Location
- 389 Main Street Great Barrington, Massachusetts 01230 United States 42°11′30.39″N 73°21′57.57″W﻿ / ﻿42.1917750°N 73.3659917°W

Information
- School type: Private, Independent, College-preparatory, Day & Boarding
- Established: 1985
- Founder: Thomas E. Bratter
- Head teacher: David Baum
- Age range: 15-21
- Website: www.jda.org

= John Dewey Academy =

Private, therapeutic boarding school in Great Barrington, Massachusetts, United States

The John Dewey Academy is a private, coeducational college preparatory therapeutic boarding school in Great Barrington, Massachusetts, formerly housed in Searles Castle. It was founded in 1985 by Dr. Thomas E. Bratter, who died in 2012. In May 2020, the school was purchased by its current head of school, David Baum. As of July 2022, the school was on hiatus for a "complete reboot" at a new location, but as of July 2026, no announcement has been made of a re-opening.

It is coeducational and enrolls about 25 high school students, ages 15 to 21, typically in grades 10 to postgraduate. The student-teacher ratio is 3:1 and classes typically average about six students. On their website, the academy states that all graduates attend college.

The John Dewey Academy has been cited to use Caring Confrontation Psychotherapy (CCP) as its primary form of treatment, a form of therapy created by Tom Bratter. CCP's critics refer to it as "attack therapy" and point to its consistent use in institutions that have been shut down for abuse, such as Synanon, CEDU, and the Elan School. A 2011 blog post from the John Dewey Academy addressed and criticized the closure of the Elan School, attributing its allegations and subsequent closure to "the corrosive influence of the rumor mill as well as misconceptions about programs fostered by gossip and false information" before promoting the academy itself as an option for those who were looking to attend a school like Elan. For much of the school's existence, it was unclear whether the John Dewey Academy followed in this abusive pattern, as studies of John Dewey Academy were conducted either by or in direct consultation with its founder, Tom Bratter. These studies primarily consist of Bratter providing predominantly anecdotal evidence of the academy's successes and asserting that "the John Dewey Academy’s treatment results are the best of any residential program that provides intensive therapeutic and education for alienated adolescents who require residential placement."
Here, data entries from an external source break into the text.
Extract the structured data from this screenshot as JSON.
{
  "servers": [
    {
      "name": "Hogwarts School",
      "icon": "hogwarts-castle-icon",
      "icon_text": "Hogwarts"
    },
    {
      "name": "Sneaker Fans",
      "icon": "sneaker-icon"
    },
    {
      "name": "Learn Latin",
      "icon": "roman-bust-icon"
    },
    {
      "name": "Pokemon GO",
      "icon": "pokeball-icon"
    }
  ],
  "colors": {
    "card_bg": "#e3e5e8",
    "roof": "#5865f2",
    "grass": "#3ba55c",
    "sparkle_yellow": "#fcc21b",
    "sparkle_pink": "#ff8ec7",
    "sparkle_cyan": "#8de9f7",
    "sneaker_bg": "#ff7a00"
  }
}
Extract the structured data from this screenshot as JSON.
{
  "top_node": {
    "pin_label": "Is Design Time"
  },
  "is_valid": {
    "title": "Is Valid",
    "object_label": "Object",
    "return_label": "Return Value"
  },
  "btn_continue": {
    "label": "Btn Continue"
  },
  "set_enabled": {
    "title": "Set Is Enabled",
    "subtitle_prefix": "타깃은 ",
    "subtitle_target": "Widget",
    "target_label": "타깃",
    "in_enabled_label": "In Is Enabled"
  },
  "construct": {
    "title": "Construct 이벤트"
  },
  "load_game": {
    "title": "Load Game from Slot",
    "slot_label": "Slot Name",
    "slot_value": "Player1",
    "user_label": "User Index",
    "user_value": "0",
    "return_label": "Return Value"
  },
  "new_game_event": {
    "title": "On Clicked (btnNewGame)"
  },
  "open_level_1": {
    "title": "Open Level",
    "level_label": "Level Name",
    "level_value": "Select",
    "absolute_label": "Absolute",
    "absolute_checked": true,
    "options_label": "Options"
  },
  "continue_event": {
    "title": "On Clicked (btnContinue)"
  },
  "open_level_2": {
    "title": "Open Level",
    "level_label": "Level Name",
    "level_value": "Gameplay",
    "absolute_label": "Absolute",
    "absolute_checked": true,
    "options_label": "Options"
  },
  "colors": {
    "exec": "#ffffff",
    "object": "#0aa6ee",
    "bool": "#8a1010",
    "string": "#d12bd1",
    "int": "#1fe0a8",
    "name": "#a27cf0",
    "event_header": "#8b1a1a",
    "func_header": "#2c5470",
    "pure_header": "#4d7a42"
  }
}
The school was listed in the Boston Globe's Spotlight study of abuse in private schools, which specifically identified lawsuits against founder Thomas Bratter and faculty Gwendolyn Hampton.

In March 2021, the Berkshire Eagle came out with an exposé about the abuse at the John Dewey Academy titled "Former students of Great Barrington prep school describe it as 'torture chamber'" In response, the school closed in 2022, with Baum stating "Reboot, revise, re-staff — everything’s on the table."